“Todas las muertes sin explicación eran porque estaban limpiando el camino, limpiando evidencias y dejándole el camino solamente a un grupo; el grupo que estaba en el poder”. Esta es una cita del libro “Tierra de narcos”, del autor hondureño Óscar Estrada, que describe con colores la manera de operar del narcotráfico cuando se alinea con el poder.
Durante las últimas semanas, toda Honduras ha estado pegada al juicio contra el expresidente Juan Orlando Hernández, conociendo con cada testimonio cómo la política y el narco se entrelazan. Parece que no puede haber narcotráfico sin la protección de los políticos y no se pueden ganar elecciones sin el dinero del narco.
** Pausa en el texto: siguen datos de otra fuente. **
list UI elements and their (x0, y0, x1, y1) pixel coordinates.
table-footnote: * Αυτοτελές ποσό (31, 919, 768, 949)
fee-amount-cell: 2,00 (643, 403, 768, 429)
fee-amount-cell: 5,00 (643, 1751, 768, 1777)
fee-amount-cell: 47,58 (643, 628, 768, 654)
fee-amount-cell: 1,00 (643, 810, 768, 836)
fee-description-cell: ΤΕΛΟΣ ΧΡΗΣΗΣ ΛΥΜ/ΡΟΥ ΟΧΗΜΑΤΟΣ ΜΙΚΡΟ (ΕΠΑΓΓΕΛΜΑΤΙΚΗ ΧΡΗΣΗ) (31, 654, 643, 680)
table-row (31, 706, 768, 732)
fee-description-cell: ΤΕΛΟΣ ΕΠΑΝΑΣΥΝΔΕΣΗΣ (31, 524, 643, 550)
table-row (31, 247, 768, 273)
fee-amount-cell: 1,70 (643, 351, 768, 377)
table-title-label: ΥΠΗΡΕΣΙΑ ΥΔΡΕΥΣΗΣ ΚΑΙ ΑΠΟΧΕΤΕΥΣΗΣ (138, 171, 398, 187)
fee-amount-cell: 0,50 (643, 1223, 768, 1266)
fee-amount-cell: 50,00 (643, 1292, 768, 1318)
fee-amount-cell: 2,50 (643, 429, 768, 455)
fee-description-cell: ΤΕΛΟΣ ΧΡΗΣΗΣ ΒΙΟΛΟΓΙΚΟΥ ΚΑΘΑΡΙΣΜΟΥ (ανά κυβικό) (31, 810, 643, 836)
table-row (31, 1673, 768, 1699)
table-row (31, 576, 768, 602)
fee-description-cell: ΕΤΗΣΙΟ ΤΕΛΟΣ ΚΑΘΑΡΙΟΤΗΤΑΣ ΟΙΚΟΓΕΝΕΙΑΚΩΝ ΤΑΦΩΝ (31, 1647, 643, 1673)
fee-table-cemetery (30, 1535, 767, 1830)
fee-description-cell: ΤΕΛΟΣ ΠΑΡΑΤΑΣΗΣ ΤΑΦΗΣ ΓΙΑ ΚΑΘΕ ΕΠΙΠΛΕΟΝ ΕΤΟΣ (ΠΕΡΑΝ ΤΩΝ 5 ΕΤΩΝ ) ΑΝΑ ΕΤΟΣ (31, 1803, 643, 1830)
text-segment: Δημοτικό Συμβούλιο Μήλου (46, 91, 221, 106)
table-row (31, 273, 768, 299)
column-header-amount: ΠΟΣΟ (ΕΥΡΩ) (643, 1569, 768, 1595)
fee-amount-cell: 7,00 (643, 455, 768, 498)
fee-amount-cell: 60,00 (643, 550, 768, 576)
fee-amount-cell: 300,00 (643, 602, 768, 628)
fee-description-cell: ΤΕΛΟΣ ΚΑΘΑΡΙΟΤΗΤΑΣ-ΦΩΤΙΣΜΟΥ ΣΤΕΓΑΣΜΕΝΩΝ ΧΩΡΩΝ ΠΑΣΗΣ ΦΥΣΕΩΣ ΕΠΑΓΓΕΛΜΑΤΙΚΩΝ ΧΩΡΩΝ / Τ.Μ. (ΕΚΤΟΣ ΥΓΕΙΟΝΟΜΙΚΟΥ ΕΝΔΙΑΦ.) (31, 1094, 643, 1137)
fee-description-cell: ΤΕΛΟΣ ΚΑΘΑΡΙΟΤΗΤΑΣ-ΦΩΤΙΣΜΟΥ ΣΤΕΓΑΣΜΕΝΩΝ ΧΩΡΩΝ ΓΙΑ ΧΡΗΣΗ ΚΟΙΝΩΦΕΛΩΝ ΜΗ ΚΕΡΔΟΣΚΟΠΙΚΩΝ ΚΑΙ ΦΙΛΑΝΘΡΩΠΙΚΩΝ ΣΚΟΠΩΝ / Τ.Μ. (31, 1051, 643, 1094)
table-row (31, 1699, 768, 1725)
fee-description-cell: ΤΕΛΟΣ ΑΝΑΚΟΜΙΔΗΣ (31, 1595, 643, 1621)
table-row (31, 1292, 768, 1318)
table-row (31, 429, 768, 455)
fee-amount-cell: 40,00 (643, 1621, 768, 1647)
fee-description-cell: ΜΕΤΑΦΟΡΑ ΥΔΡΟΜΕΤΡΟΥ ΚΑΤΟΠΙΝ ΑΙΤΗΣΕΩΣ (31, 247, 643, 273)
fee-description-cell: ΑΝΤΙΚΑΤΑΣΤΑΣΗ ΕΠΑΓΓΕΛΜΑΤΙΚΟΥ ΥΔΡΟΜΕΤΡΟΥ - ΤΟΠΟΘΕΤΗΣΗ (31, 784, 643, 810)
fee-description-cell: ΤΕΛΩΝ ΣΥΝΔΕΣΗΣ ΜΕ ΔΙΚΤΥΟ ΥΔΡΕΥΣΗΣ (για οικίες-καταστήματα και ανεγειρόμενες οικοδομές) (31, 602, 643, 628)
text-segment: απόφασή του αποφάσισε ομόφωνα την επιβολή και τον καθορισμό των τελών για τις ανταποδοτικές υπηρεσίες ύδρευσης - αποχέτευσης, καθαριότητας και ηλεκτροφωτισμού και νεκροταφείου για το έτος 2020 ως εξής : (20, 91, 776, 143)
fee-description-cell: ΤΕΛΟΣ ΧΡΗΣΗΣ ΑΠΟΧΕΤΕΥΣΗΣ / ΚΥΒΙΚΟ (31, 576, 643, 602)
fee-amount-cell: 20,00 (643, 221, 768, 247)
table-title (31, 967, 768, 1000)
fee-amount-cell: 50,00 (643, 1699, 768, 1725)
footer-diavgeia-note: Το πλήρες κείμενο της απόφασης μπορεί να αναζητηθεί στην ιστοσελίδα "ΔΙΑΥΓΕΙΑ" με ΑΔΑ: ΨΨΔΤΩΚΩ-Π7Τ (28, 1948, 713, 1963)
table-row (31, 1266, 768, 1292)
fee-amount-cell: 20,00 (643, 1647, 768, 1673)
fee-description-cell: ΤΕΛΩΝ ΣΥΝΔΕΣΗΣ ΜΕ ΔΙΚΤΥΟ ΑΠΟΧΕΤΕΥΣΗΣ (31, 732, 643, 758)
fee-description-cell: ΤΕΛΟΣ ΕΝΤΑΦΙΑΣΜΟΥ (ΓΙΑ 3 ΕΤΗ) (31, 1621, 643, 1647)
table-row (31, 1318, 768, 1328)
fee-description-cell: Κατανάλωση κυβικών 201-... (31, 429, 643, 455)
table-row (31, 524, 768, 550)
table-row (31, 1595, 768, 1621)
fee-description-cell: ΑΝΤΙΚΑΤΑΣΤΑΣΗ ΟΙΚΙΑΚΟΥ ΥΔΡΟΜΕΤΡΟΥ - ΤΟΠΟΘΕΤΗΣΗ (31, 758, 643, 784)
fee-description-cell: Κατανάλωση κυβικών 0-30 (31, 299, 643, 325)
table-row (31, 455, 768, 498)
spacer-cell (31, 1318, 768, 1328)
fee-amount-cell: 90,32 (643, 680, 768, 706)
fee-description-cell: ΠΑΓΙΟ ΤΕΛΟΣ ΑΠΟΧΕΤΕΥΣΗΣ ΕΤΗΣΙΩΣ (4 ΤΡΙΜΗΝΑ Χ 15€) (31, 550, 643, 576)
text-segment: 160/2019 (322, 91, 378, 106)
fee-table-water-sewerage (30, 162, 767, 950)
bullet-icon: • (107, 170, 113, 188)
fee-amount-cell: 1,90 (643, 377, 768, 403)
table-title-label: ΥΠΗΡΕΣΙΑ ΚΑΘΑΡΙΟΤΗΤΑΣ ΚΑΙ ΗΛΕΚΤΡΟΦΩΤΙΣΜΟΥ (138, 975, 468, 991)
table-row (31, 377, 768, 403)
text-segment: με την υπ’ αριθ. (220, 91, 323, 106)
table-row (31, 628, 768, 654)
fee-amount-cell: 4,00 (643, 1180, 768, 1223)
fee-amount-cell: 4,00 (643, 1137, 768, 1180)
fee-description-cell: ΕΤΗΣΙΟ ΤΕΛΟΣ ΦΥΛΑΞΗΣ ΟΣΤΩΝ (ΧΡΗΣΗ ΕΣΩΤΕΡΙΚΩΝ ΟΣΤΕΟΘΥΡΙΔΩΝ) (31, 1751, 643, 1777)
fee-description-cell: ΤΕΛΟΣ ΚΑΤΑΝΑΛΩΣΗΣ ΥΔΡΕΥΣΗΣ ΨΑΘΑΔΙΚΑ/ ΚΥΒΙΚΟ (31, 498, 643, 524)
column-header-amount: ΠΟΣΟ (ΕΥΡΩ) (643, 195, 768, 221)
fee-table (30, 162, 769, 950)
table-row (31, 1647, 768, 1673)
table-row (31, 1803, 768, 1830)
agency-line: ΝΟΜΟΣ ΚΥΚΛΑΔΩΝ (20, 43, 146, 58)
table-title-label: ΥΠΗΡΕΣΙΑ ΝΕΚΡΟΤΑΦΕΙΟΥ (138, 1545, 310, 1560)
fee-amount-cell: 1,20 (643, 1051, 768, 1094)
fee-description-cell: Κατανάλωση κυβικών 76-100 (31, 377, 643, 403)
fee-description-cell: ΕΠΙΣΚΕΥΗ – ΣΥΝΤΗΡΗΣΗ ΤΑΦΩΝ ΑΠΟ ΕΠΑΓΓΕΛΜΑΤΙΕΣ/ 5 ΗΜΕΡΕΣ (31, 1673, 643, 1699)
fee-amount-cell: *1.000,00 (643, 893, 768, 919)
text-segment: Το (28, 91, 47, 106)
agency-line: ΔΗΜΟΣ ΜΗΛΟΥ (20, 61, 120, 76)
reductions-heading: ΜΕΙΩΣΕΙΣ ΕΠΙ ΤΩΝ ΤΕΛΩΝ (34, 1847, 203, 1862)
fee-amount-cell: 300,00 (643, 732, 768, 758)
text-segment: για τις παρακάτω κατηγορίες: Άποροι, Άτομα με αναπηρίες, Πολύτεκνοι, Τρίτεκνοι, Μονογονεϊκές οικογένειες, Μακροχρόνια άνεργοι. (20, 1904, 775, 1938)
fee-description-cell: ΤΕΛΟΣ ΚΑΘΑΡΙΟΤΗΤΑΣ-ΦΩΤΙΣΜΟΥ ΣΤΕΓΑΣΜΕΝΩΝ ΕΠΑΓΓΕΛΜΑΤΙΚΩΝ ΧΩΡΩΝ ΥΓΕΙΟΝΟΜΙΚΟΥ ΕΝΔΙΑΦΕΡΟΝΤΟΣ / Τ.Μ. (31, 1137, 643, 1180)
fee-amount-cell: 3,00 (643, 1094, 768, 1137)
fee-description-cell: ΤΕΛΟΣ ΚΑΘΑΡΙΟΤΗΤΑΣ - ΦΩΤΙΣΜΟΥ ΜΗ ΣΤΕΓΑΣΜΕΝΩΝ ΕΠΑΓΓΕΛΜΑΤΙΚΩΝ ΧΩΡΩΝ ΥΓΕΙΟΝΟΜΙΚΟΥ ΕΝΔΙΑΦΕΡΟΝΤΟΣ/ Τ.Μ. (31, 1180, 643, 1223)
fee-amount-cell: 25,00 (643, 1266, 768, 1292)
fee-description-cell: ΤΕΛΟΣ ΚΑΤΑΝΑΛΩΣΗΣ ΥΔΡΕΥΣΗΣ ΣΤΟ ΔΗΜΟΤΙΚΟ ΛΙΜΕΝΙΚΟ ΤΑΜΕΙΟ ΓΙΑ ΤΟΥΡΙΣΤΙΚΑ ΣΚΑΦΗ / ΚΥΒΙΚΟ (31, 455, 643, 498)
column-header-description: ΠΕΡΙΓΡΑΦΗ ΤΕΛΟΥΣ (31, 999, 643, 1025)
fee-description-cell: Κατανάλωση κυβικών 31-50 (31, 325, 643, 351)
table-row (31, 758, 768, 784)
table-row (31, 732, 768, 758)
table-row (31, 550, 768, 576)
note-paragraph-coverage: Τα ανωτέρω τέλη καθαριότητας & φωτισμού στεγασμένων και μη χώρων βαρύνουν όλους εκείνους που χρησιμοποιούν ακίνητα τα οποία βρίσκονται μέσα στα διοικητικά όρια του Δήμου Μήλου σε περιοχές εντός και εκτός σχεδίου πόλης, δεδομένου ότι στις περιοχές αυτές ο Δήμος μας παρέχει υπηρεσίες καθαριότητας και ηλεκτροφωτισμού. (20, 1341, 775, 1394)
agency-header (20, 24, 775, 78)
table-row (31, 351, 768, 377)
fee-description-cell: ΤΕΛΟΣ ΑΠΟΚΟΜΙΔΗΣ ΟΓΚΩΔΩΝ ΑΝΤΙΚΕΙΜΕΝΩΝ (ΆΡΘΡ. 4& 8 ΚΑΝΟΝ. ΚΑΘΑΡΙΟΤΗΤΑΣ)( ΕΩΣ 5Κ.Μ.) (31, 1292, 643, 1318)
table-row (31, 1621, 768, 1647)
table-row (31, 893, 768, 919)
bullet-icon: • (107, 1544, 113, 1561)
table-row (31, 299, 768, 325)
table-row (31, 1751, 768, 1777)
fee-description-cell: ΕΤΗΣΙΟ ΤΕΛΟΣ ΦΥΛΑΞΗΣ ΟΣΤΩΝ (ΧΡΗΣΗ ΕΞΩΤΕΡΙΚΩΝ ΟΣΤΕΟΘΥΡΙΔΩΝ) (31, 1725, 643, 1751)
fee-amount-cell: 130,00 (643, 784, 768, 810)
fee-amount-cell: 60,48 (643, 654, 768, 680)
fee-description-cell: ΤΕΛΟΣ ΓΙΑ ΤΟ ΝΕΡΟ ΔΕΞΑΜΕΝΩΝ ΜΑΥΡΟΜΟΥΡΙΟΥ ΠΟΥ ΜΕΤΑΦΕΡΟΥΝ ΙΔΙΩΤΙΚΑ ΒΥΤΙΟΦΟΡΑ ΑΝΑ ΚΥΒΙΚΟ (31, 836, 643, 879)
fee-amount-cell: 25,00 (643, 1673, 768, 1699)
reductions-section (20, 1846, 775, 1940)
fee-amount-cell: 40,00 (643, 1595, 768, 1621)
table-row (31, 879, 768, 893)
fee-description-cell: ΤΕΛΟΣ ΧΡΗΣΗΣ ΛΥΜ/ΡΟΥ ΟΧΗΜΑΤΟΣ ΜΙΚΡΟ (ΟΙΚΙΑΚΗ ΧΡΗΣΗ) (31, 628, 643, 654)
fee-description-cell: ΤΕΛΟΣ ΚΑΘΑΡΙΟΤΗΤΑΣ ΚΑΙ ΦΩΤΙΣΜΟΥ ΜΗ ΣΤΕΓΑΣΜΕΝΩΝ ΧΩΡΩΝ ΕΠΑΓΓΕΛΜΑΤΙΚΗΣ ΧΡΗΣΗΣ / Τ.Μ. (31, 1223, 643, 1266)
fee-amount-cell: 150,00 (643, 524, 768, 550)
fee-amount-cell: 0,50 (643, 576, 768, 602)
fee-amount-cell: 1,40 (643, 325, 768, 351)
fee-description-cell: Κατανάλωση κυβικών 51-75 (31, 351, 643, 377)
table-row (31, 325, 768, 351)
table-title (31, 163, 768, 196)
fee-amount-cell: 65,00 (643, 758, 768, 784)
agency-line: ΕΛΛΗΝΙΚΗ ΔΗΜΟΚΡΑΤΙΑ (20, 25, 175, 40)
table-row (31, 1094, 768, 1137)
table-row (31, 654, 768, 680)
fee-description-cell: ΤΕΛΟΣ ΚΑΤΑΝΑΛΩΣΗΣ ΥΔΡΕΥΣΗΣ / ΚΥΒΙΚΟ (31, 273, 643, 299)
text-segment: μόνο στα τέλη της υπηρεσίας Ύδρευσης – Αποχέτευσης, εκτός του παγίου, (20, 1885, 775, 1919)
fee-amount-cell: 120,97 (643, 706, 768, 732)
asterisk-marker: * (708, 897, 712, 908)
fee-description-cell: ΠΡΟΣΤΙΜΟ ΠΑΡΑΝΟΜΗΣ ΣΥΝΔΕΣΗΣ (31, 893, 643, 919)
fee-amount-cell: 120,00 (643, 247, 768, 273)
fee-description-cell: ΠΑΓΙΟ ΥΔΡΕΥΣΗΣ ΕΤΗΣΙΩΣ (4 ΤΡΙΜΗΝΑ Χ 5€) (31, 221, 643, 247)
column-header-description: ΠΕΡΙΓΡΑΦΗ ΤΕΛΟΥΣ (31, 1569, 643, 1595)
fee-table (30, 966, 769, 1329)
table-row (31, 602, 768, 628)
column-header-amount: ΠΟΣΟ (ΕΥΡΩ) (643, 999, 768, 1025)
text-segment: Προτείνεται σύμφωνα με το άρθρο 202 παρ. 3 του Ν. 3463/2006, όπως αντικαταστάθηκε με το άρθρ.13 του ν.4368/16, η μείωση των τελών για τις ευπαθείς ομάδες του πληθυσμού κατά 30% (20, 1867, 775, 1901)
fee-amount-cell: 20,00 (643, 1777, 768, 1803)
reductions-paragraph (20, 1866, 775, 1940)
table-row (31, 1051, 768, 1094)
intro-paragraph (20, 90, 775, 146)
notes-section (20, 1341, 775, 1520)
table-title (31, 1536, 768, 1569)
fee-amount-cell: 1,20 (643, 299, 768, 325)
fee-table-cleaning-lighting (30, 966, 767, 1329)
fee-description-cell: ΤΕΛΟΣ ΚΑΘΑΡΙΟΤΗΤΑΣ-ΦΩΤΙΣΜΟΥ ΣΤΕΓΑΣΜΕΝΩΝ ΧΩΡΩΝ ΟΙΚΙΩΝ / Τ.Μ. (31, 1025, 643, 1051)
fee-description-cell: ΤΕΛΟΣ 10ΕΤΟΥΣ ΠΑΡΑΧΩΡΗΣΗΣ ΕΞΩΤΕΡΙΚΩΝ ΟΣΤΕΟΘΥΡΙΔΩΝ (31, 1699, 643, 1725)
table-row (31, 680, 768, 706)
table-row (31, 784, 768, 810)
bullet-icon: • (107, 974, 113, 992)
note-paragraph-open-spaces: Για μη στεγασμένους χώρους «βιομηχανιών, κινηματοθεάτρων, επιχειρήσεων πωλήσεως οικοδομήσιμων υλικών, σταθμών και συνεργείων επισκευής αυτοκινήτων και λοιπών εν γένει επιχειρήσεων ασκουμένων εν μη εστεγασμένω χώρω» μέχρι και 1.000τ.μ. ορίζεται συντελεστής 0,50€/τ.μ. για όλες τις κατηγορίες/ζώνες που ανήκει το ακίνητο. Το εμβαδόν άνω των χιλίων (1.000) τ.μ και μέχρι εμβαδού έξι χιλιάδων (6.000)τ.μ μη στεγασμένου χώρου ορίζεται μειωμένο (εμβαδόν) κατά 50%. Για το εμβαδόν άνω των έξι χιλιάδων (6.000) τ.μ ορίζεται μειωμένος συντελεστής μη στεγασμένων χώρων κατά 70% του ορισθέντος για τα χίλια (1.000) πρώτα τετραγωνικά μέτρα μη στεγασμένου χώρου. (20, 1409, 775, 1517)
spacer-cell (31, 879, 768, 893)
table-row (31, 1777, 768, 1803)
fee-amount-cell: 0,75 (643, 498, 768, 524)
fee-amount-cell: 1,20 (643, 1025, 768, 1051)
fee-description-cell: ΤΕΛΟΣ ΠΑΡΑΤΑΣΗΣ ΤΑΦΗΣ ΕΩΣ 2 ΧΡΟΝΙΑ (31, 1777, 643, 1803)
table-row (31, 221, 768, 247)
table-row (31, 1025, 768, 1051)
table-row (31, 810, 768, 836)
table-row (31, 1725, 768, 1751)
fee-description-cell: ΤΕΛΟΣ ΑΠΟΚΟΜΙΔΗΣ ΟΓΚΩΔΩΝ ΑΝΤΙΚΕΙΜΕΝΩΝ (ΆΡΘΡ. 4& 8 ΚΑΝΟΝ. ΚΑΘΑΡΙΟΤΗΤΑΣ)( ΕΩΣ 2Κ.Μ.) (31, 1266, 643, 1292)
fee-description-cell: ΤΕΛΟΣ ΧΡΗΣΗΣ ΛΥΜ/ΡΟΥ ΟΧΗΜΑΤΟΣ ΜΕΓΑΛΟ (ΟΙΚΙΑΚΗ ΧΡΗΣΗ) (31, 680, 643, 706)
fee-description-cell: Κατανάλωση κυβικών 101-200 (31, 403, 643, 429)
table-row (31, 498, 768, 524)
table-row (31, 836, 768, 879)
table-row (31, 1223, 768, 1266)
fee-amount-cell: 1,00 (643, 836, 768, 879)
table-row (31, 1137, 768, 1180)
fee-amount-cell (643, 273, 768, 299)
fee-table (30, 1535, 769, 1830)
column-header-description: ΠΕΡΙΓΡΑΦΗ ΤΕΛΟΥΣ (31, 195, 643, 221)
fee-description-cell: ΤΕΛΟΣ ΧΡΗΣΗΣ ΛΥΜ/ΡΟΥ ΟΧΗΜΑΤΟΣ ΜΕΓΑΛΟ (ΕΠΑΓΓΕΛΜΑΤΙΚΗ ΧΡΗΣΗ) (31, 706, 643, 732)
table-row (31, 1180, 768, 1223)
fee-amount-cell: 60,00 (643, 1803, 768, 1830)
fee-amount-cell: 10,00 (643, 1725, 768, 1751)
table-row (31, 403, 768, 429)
Esa relación que comenzó con dinero para campañas se consolidó en una estructura criminal que logró infiltrarse en familias, comunidades, empresas, bancos, partidos políticos, instituciones públicas y los cuerpos de seguridad. Nadie se salvó, ¿o nadie quiso salvarse?
Por mucho tiempo se viene asociando a Honduras con el término “narcoestado”. A pesar de que no existe un concepto universal y sus orígenes son más periodísticos que científicos, es probable que Honduras tenga características de un narcoestado. Se suele pensar que un narcoestado está caracterizado por la pérdida de control territorial o su captura institucional; es decir, se trata de un Estado débil. Sin embargo, países productores y exportadores de drogas ilegales como México y Colombia no son estados débiles.
Por eso, el primer criterio para ser un narcoestado debe ser la conspiración de sus más altos líderes que tienen el poder y la autoridad para movilizar la maquinaria estatal para apoyar y lucrarse del negocio de las drogas ilegales. Una vez los liderazgos son parte del “traqueteo”, eso permite la captura institucional y la deliberada falta de control territorial. Un narcoestado desarrolla una política pública clandestina que produce rentas privadas e ilícitas con la ayuda de la corrupción, el fraude y la violencia sistemática.
Antes de que el narco pueda permear al Estado, tiene que hacer suya la política y convertirla en “narcopolítica”, pues es el canal para llegar al poder. La política hondureña es altamente vulnerable al narco, no solo porque tenemos reglas formales como leyes e instituciones débiles, también porque la manera de hacer política requiere de grandes sumas de dinero para la compra de votos, para la movilización de activistas, para manejar las mesas y para financiar campañas. Y son estas reglas informales las que impiden las grandes reformas, pues implicaría cambiar una de las facetas más lucrativas de hacer política.
Pedir a los políticos que produzcan reformas de 180 grados sería ingenuo, sabiendo que sus incentivos son otros. Tal vez no deberíamos buscar soluciones “mejores prácticas” o lo que otros países hacen y más bien tratar de manejar mejor los riesgos de la infiltración del narco a lo interno de los partidos políticos.